Tax Consultant, Albert Tetteh-Entsie has stated that government’s decision to restructure the tax system in Ghana has increased the cost of doing business.

According to him, the restructuring was to revise the standard VAT rate from 15% to 12.5%. The Ghana Education Trust Fund GETFUND levy of 2.5% which was previously part of the actual standard rate has been isolated and has now been separated from the straight levy on taxable supply. The NHIL of 2.5% has also been made a straight levy on taxable supply

The latest restructuring means that the 5% GETFUND levy and NHIL levy are not allowed to be claimed as inputs and hence businesses are being forced to add it to their cost which is having a negative effect on their cost of production and service rendering.

Speaking in an exclusive interview with, Albert Tetteh-Entsie advanced that the cascading effect of adding the 5% will automatically increase production, service cost because at the moment the 5% is being charged on any service and you can’t claim, which means it will eventually be added to sales.

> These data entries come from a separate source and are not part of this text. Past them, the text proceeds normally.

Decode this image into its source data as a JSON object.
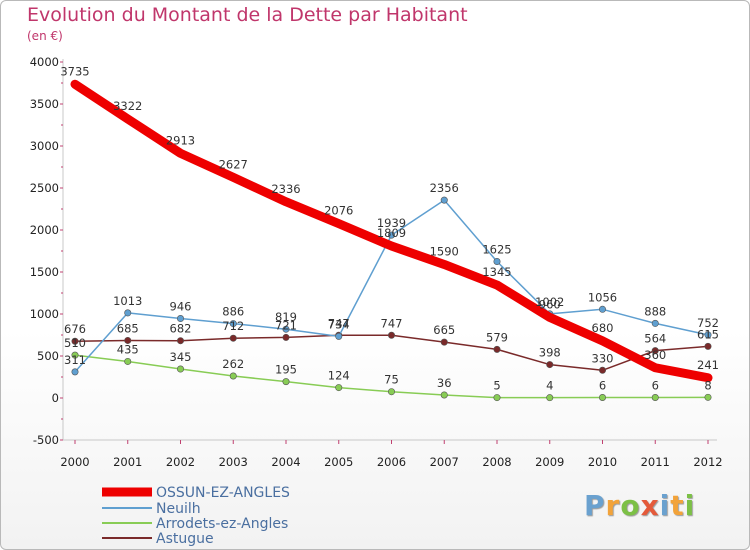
{
  "title": "Evolution du Montant de la Dette par Habitant",
  "subtitle": "(en €)",
  "logo": {
    "text": "Proxiti"
  },
  "chart_data": {
    "type": "line",
    "x": [
      2000,
      2001,
      2002,
      2003,
      2004,
      2005,
      2006,
      2007,
      2008,
      2009,
      2010,
      2011,
      2012
    ],
    "ylim": [
      -500,
      4000
    ],
    "yticks": [
      -500,
      0,
      500,
      1000,
      1500,
      2000,
      2500,
      3000,
      3500,
      4000
    ],
    "grid": false,
    "legend_position": "bottom-left",
    "series": [
      {
        "name": "OSSUN-EZ-ANGLES",
        "color": "#ee0000",
        "values": [
          3735,
          3322,
          2913,
          2627,
          2336,
          2076,
          1809,
          1590,
          1345,
          960,
          680,
          360,
          241
        ]
      },
      {
        "name": "Neuilh",
        "color": "#5f9fd0",
        "values": [
          311,
          1013,
          946,
          886,
          819,
          734,
          1939,
          2356,
          1625,
          1002,
          1056,
          888,
          752
        ]
      },
      {
        "name": "Arrodets-ez-Angles",
        "color": "#88cc55",
        "values": [
          510,
          435,
          345,
          262,
          195,
          124,
          75,
          36,
          5,
          4,
          6,
          6,
          8
        ]
      },
      {
        "name": "Astugue",
        "color": "#7a2a2a",
        "values": [
          676,
          685,
          682,
          712,
          721,
          747,
          747,
          665,
          579,
          398,
          330,
          564,
          615
        ]
      }
    ]
  }
}
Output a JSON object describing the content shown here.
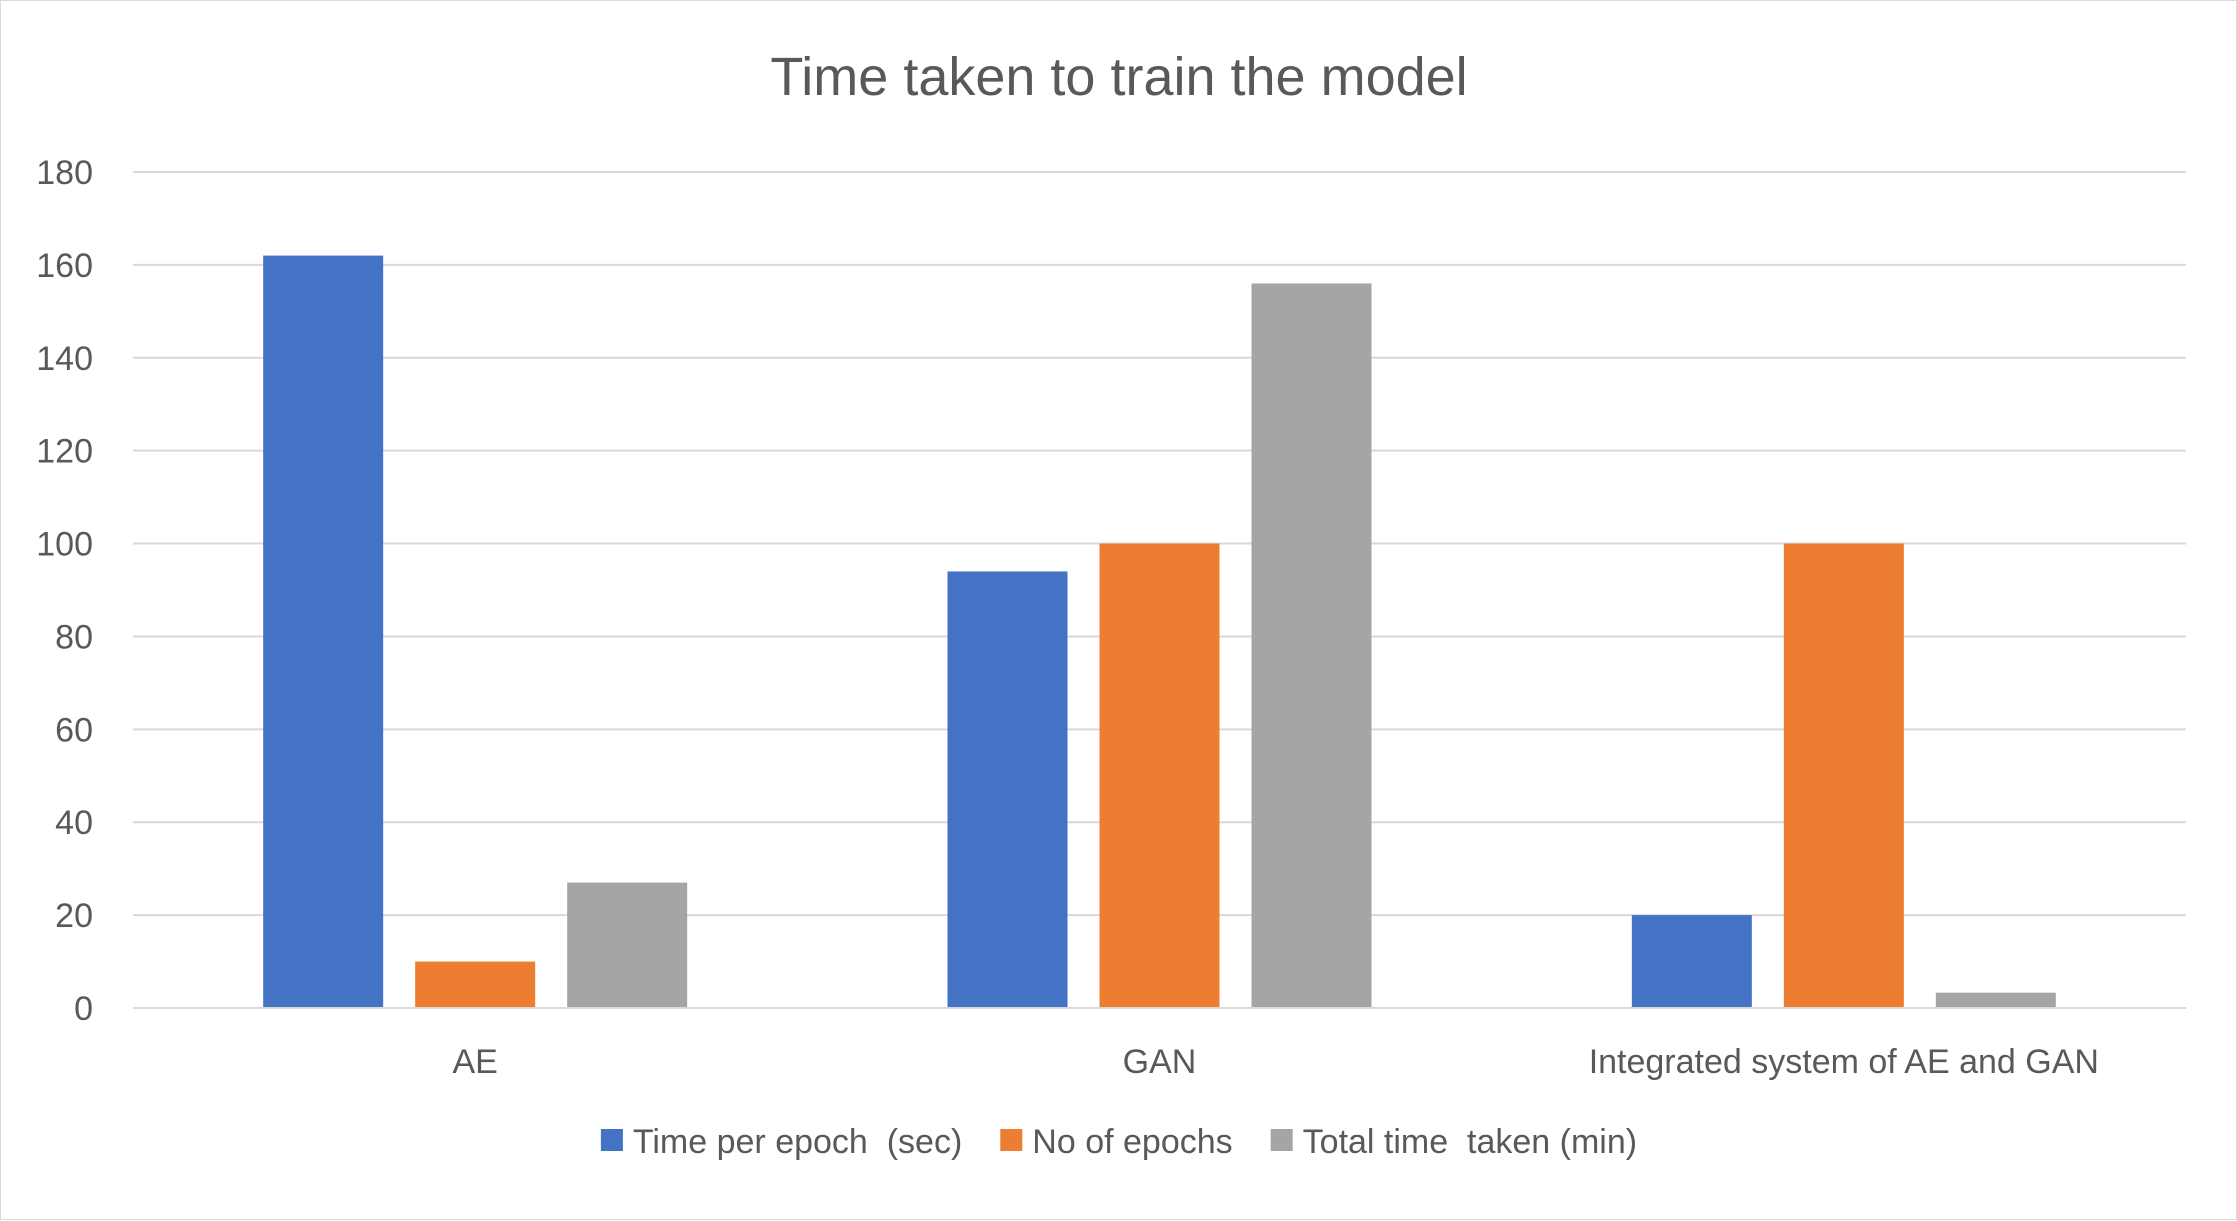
{
  "chart_data": {
    "type": "bar",
    "title": "Time taken to train the model",
    "xlabel": "",
    "ylabel": "",
    "categories": [
      "AE",
      "GAN",
      "Integrated system of AE and GAN"
    ],
    "series": [
      {
        "name": "Time per epoch  (sec)",
        "color": "#4472c4",
        "values": [
          162,
          94,
          20
        ]
      },
      {
        "name": "No of epochs",
        "color": "#ed7d31",
        "values": [
          10,
          100,
          100
        ]
      },
      {
        "name": "Total time  taken (min)",
        "color": "#a5a5a5",
        "values": [
          27,
          156,
          3.3
        ]
      }
    ],
    "ylim": [
      0,
      180
    ],
    "yticks": [
      0,
      20,
      40,
      60,
      80,
      100,
      120,
      140,
      160,
      180
    ],
    "grid": true,
    "gridColor": "#d9d9d9",
    "legend_position": "bottom"
  }
}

Clarifying how the 5% GETFUND and NHIL levy which have been isolated from the standard VAT rate affect businesses, he highlighted that “before VAT will be charged to any income you need to put on your margins. So if a businessman is doing 5% margin, he needs to calculate the NHIL and the GETFUND on the cost to get a sub cost before VAT is calculated. This way this calculation is tax on tax though when it comes to the VAT law levies are not tax”.

In a related development, KPMG an international tax consulting firm, has identified eight different tax policies which are currently upsetting the smooth running of businesses in Ghana.

The policies include the decoupling of the GETFund and NHIL Levy from VAT, Luxury Vehicle Levy and the extension of National Fiscal Stabilisation Levy (NFSL).